Trainwreck: The Cult of American Apparel
Trainwreck: The Cult of American Apparel Setelah mencoba berbagai cara untuk memperbaiki hidupnya yang selalu berantakan, Amy Townsend kembali terjebak dalam pusaran kekacauan ketika ia dipekerjakan sebagai konsultan merek untuk upaya “comeback” American Apparel — merek fashion kontroversial yang dulu pernah mendominasi jalanan dengan estetika minimalis dan kampanye iklan sensual.

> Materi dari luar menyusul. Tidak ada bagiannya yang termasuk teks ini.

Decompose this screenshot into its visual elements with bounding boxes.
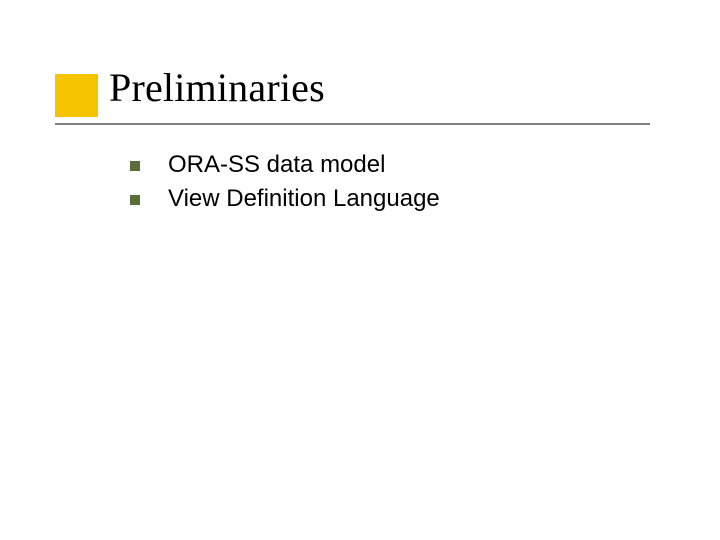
list-item-label: View Definition Language [168,184,440,214]
bullet-list: ORA-SS data model View Definition Languag… [130,150,440,218]
square-bullet-icon [130,161,140,171]
slide-title: Preliminaries [109,64,325,111]
slide: Preliminaries ORA-SS data model View Defi… [0,0,720,540]
square-bullet-icon [130,195,140,205]
title-underline [55,123,650,125]
list-item: ORA-SS data model [130,150,440,180]
list-item-label: ORA-SS data model [168,150,385,180]
list-item: View Definition Language [130,184,440,214]
title-accent-block [55,74,98,117]
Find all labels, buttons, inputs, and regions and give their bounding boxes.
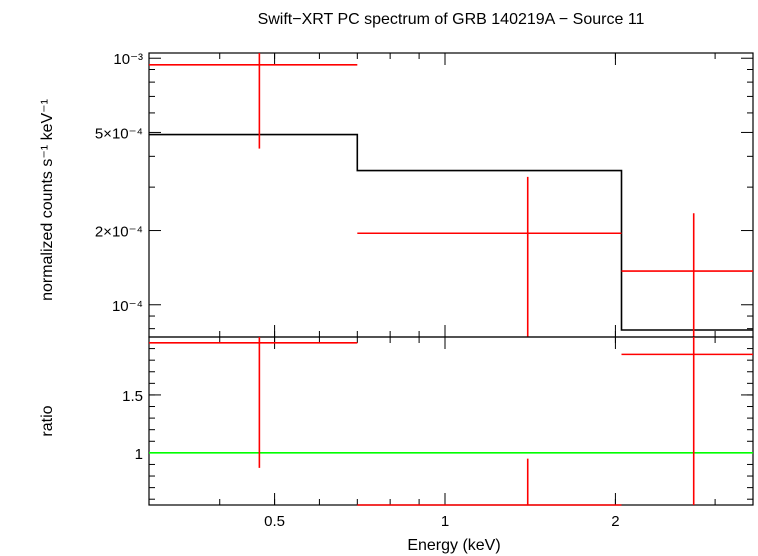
spectrum-panel: 10⁻³ 5×10⁻⁴ 2×10⁻⁴ 10⁻⁴ [95,51,754,338]
spectrum-y-axis-label: normalized counts s⁻¹ keV⁻¹ [39,99,56,301]
chart-title: Swift−XRT PC spectrum of GRB 140219A − S… [258,11,645,28]
x-axis-tick-labels: 0.5 1 2 [264,513,619,530]
spectrum-y-tick-label: 5×10⁻⁴ [95,125,143,142]
spectrum-y-tick-label: 10⁻³ [113,51,143,68]
x-tick-label: 2 [611,513,619,530]
spectrum-data-point [357,176,622,337]
model-step-line [149,133,753,331]
ratio-frame [148,336,754,506]
x-axis-label: Energy (keV) [407,537,500,554]
spectrum-frame [148,52,754,338]
ratio-panel: 11.5 [122,336,754,506]
spectrum-data-point [621,213,753,337]
ratio-data-point [357,458,622,506]
ratio-data-point [621,337,753,505]
spectrum-y-tick-label: 10⁻⁴ [112,298,143,315]
spectrum-y-tick-label: 2×10⁻⁴ [95,224,143,241]
x-tick-label: 0.5 [264,513,285,530]
ratio-data-point [149,337,358,468]
x-tick-label: 1 [441,513,449,530]
spectrum-data-point [149,53,358,149]
ratio-y-tick-label: 1.5 [122,388,143,405]
ratio-y-tick-label: 1 [135,446,143,463]
ratio-y-axis-label: ratio [39,405,56,436]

Apa yang awalnya terlihat seperti pekerjaan sederhana berubah menjadi mimpi buruk korporat ketika Amy menemukan bahwa perusahaan tersebut telah diambil alih oleh kelompok eksentrik yang lebih mirip sekte daripada tim pemasaran.
Dipimpin oleh seorang CEO karismatik dan manipulatif yang mengklaim ingin “membangkitkan kembali roh kebebasan dan tubuh manusia”, American Apparel berubah menjadi tempat penuh aturan absurd, ritual motivasi yang mencurigakan, dan filosofi aneh tentang “kesucian kain katun lokal.” Amy, yang awalnya hanya ingin gaji dan sedikit stabilitas, justru terjebak lebih dalam ke dalam dinamika perusahaan yang menyeramkan dan menggelikan—di mana budaya kerja berbenturan dengan ideologi gila.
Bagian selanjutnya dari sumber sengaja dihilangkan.